The band recently put out a five-song CD, but like most things in the make-it-on-your-own world of punk rock, it wasn't easy.

"Someone was supposed to put out the disc a year ago," laments Asthmatic. But the owner of the label wrecked his car. "He couldn't afford to put out records for a while, because he had to save up for a new car." The band eventually got the disc out on another label, but by then, their lead singer had quit. "Since then, with Gramps on vocals, we tried doing those songs, and it wasn't working out, so we wrote a whole new set."

The new set is loud and raw, but with a catchy, almost pop quality that further distances the group from traditional hardcore. The songs are attitude and anger, roughly tuned. The band is not content to just let the drums and bass chug along as Grandpa screams at the top of his lungs. "Mr. Personality" has a hard, heavy, and catchy guitar line reminiscent of Black Sabbath, backed with driving drums and smart lyrics. In "Iron Mouse," band members acknowledge that, while they will never have the arena-rock following of bands like Sabbath, they're capable of rocking just as hard. Their outlook might be bleak, but they make sure the audience enjoys the ride.

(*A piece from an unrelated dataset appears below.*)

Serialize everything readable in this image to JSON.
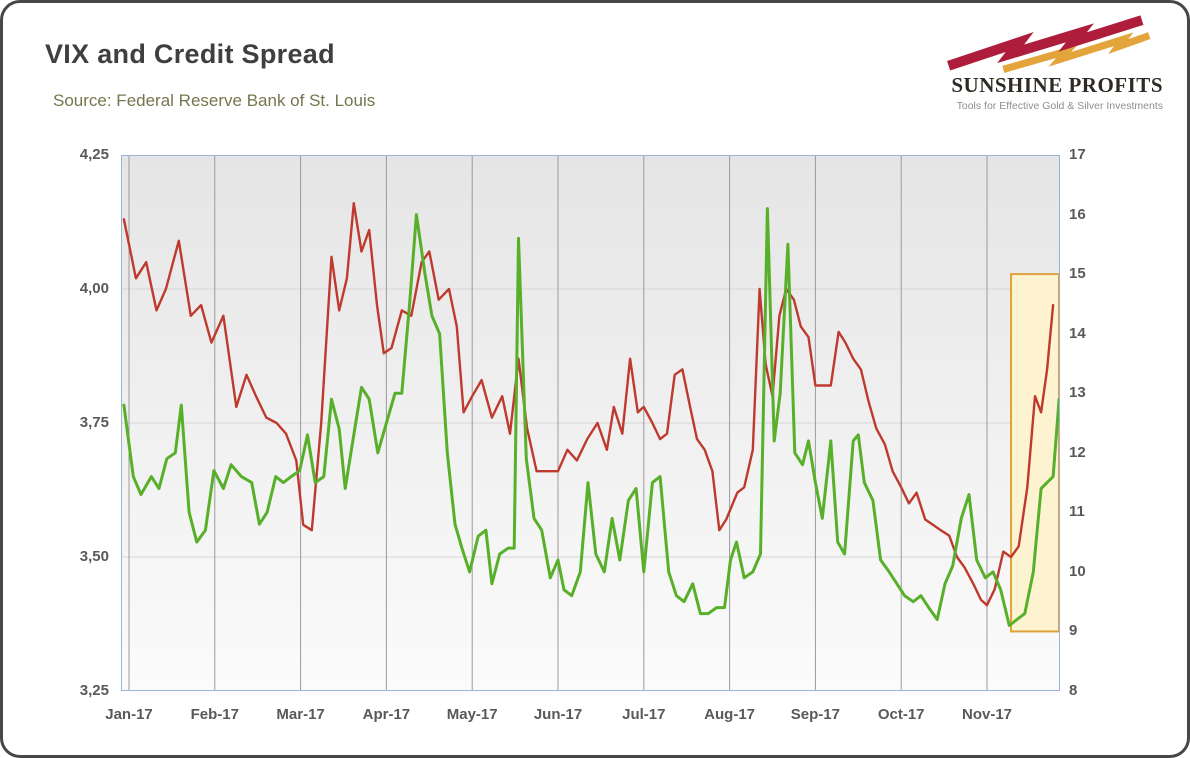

The band is very aware of where it stands in an increasingly corporate world, a world where punk-style rebellion is a marketing tool for soda pop and video games. "At some point in our adolescence, we all believed that culture is revolution," says Grandpa. "That idea is obviously ludicrous."

Also ludicrous is the idea that you can make a living as a punk rocker. As Art Threat sees it, poverty is the price the culture makes you pay for not staying within your assigned slot. "The economic sanctions of being nonparticipatory are really fucking atrocious," rails Asthmatic. "Does anyone in this Speak in Tongues world we've made for ourselves have a fuckin' nickel?"

So why do they keep doing it? "I haven't figured out what else to do," says Grandpa. "Anger. I feel trapped. I really do. Trapped by culture, trapped by a manufactured identity, trapped by a lack of options."

Asthmatic has a slightly more positive view.

"When you got a really good show and everything clicks, it goes way beyond you. It's synergy, becoming more than the sum of the parts. It really does become something special."